A broken statue depicting Jesus Christ is seen at the monastery of Saint Takla in the ancient Christian town of Maalula, 56 kilometers northeast of the capital Damascus on May 14, 2014. Residents of Maalula returned to the historic Christian town in mid-April to mark Easter, glad that the Syrian …
JOSEPH EID/AFP/Getty Images

Three statues have been totally or partially destroyed at the Saint-André church in the French commune of Niort after the church saw at least three attacks in the last several weeks.

Saint-André has been forced to close its doors until the end of August or possibly even longer due to the vandalism attacks. Over the weekend several statues were attacked, including a statue of Jesus as a baby being carried by St Anthony, which was shattered into a thousand pieces.

According to a report from La Nouvelle Republique, some of the pieces of the statue had been placed in a nearby garbage can and the parish has filed a complaint with the local police over the attacks.

Built in the 11th century, the church was expanded before being destroyed by local protestants in 1588. It was later rebuilt by King Louis XIV. It fell into disrepair following the French revolution and was restored during the second French empire led by Napoleon III.

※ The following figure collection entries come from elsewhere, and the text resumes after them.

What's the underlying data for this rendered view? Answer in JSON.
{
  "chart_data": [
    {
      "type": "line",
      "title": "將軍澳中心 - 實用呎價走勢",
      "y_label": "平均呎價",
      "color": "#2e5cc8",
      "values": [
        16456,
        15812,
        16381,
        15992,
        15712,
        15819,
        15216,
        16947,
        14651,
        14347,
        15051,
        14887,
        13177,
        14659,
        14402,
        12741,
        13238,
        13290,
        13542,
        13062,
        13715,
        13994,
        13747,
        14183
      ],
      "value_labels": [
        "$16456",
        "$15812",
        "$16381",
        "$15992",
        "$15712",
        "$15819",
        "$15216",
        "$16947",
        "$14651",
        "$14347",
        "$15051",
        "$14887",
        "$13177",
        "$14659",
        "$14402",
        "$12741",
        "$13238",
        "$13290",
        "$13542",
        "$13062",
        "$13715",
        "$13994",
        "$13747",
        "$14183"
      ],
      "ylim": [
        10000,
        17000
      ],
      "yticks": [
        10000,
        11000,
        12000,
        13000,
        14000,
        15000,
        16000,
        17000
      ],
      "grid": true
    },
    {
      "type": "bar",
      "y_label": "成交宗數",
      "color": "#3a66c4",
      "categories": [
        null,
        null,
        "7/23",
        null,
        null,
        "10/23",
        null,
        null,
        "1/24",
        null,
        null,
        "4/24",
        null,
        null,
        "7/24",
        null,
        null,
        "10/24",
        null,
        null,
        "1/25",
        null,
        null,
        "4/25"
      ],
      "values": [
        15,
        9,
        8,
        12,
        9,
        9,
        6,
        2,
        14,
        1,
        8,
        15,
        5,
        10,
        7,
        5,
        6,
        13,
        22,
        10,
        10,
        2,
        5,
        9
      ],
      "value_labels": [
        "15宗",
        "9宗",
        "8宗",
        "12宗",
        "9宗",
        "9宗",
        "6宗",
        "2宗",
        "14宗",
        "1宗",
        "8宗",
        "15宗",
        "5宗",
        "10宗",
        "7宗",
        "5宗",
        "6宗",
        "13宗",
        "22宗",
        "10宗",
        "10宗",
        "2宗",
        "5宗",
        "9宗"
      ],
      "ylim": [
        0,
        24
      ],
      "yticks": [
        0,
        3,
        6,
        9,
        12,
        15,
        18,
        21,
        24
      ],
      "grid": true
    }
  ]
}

The attacks on the church are just the latest in a wave of anti-Christian attacks across France in recent years, which most recently saw Nantes Cathedral set on fire by a migrant from Rwanda.

The 39-year-old Rwandan had volunteered at the cathedral for several years prior to the fire and was one of the few volunteers trusted with a full set of keys to the building.

Last year, a report suggested that between 2016 and 2018 there had been thousands of cases of attacks on French churches, with the country seeing an average of three anti-Christian attacks per day.

Ellen Fantini, director of the Vienna-based Observatory on Intolerance and Discrimination Against Christians in Europe (OIDACE), said last month that between 2008 and 2019 France had seen a 285 per cent rise in anti-Christian incidents.

An OIDACE report in 2019 stated there has been “a rise in the number of churches, Christian symbols, and cemeteries across Europe being vandalised, desecrated, and burned, compared to previous years.”